のりぴけ:第2回(18~)19段落に関する質問です。
人称に関する累進構造図の最上段は〈私〉-〈他者〉であり(これは正しい把握でしょうか)、それを〈現実性〉-〈可能性〉の累進構造図に重ねるとしたら、19段落に出てくる「可能世界の私(これを●で表します)」は、累進構造図の2段目の現実性に重なるでしょうか? つまり、最上段を①、2段目を②で表せば、〈①現実性〉-{〈①可能性〉-②現実性/②可能性} において、●は「②現実性」にあたるでしょうか? (分かりやすく書き表せず申し訳ございません。)
これに対して、最上段にある〈他者〉もまた「可能的な私=《私》」(これを○で表します)であり、以上が正しいとすれば、少なくとも2種類の「可能的な私=《私》」が存在します。
(すでに質問をしていますが、さらに)そこで質問が2つあります。

1つ目です。●と○の意味が分かるためにはどちらを先に理解できていなければならないでしょうか? たとえば、○(=他なる〈私〉=《私》)をただの物体としてではなく、心や感覚などを持つものとして理解できるためには、先に●を理解できていなければならないでしょうか。●が理解できたうえで初めて○の意味(など)が理解できるのでしょうか(○にも第一基準を適用して理解できてしまえるのは、●をまず理解できているから)。あるいはその逆で、○の意味が理解できて初めて●を理解できるでのしょうか(こちらの理路は無理筋っぽいですが)。あるいは、このような理解とはまったく別の仕方での理解でしょうか。
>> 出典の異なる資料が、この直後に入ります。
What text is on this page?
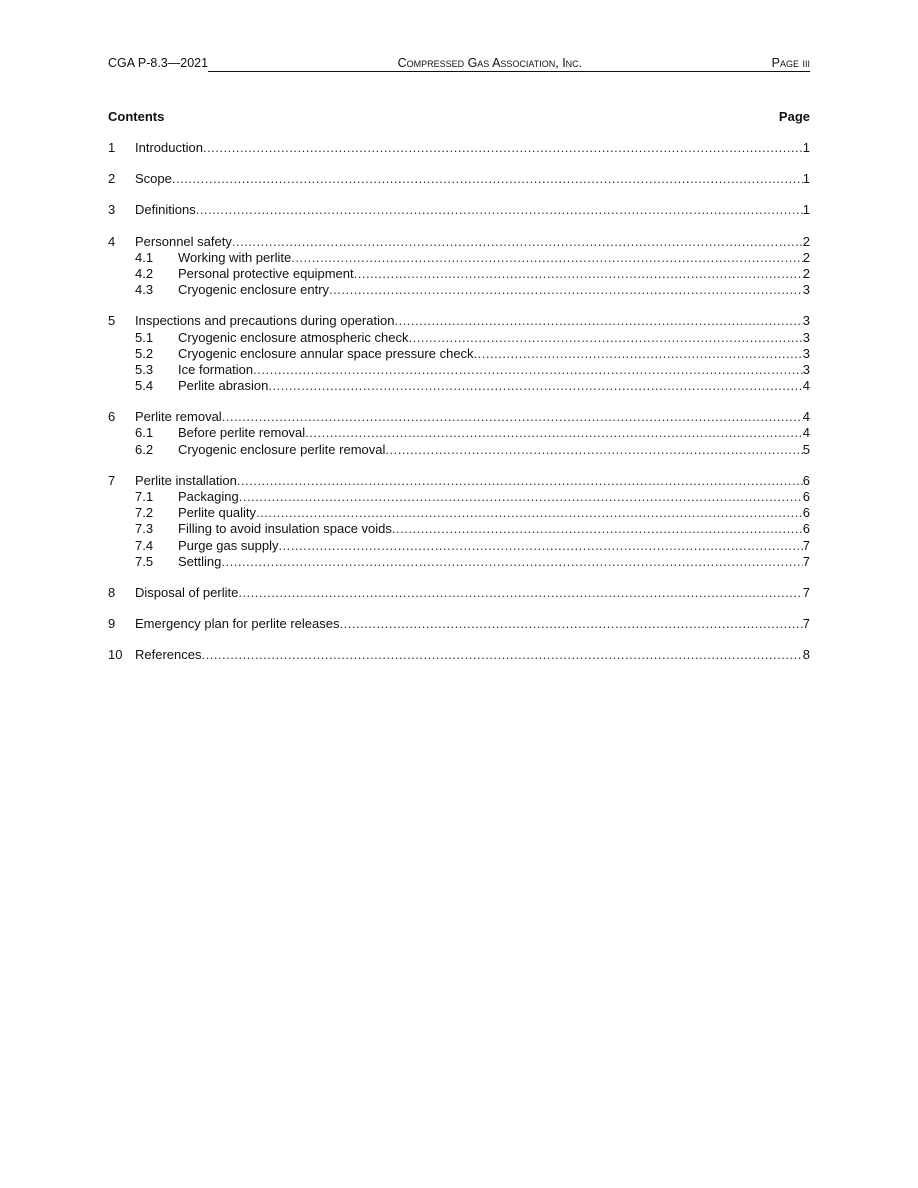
CGA P-8.3—2021	Compressed Gas Association, Inc.	Page iii
Contents	Page
1	Introduction .....	1
2	Scope .....	1
3	Definitions .....	1
4	Personnel safety .....	2
4.1	Working with perlite .....	2
4.2	Personal protective equipment .....	2
4.3	Cryogenic enclosure entry .....	3
5	Inspections and precautions during operation .....	3
5.1	Cryogenic enclosure atmospheric check .....	3
5.2	Cryogenic enclosure annular space pressure check .....	3
5.3	Ice formation .....	3
5.4	Perlite abrasion .....	4
6	Perlite removal .....	4
6.1	Before perlite removal .....	4
6.2	Cryogenic enclosure perlite removal .....	5
7	Perlite installation .....	6
7.1	Packaging .....	6
7.2	Perlite quality .....	6
7.3	Filling to avoid insulation space voids .....	6
7.4	Purge gas supply .....	7
7.5	Settling .....	7
8	Disposal of perlite .....	7
9	Emergency plan for perlite releases .....	7
10 References .....	8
2つ目です。いわゆる「独我論」と言われている論は、「●は認めるけれど、○は認めない(あるいは、理解できない、理解できてはならない)」という立場でしょうか? もしそうであれば、累進構造図の2段目以降の「可能性」や「私」のみを認める立場となりそうですが、そのように最上段の一部は飛ばすけれども2段目以降のそれは認める立場なのだとしたら、かなり「ユニーク」な論であり、理解の仕方にいくらかの「欠陥」がないとこの立場には立てないように思います。

永井:1つ目に関しては、その二つは区別すべきではない(あるいはじつは区別できない)というのが、おそらく私の見地であろうと思います。なぜ「おそらく…であろう…」などと曖昧なのかと言えば、想定を正しく理解しているかどうかがわからないからです。2つ目に関しては、そこから自ずと明らかだと思います。

〈神〉と夢についての質問は、その想定は意味は理解できますが、どのような哲学的な意味があるのか(=どのような哲学的問題を解明する手掛かりとして使えるのか)がわからないので、回答できません。たぶん何にも使えないように思われます。

※関連リンク「哲学探究3 第2回」


この記事が気に入ったらサポートをしてみませんか?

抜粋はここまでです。